It is thus worthwhile for practitioners and students of the law alike to possess an understanding of the basic principles of logic that are used regularly in legal reasoning and judicial decision making. This understanding requires, in important part, skill in navigating the processes of inductive reasoning — the methods of analogy and inductive generalization — by which inferences are drawn on the basis of past experience and empirical observation. The common law method of case law development, as well as the general prescript often referred to as “the Rule of Law” — that like cases be decided alike — are grounded logically in inductive reasoning.
Equally important is a second basic category of argumentation — deductive logic, especially the deductive argument forms known as “syllogisms.” These are the classic forms of deductive argument consisting of a major premise, a minor premise, and a conclusion. It was this aspect of logic that a century ago stirred such virulent opposition to formalism. And it is this aspect of logic which was so severely downplayed throughout the twentieth century. Yet even a rudimentary understanding of deductive logic gives lawyers, judges, and students of the law a valuable tool for determining whether an argument in a legal opinion or brief is valid or fallacious.

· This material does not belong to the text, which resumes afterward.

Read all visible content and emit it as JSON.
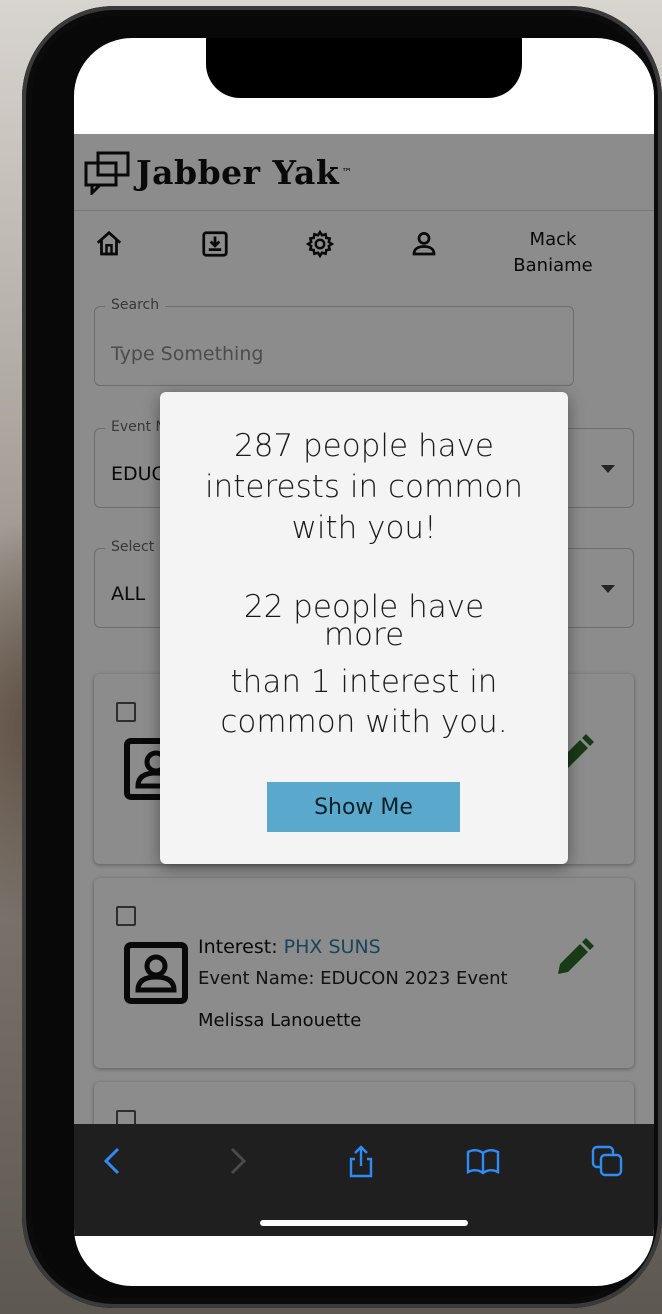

In essence, the domain of the law and, within that domain, perhaps most especially the practice of judicial decision making are exercises in practical reasoning. Law, to be sure, involves more than logic. Yet the myriad of factors that contribute to good lawyering and fair judging suggest that the “life of the law,” while not logic alone, is a manifold of activities that all use and depend upon reason in specialized ways. The precision of detail required in the drafting of contracts, wills, trusts, and other legal documents is a rational precision; the care in planning and strategizing demanded of trial attorneys in deciding how to present their cases is a rational care; the skill in written and oral argumentation required for appellate practice is, quite obviously, a rational skill; the talent expected of administrative law judges in crafting coherent findings of fact and conclusions of law is a rational talent; and the ability of trial and appellate court judges to separate, dispassionately and without bias, the kernel of argument from the rhetorical and emotive chaff of adversarial presentation, so as to render judgments that are justified under the law, is a rational ability.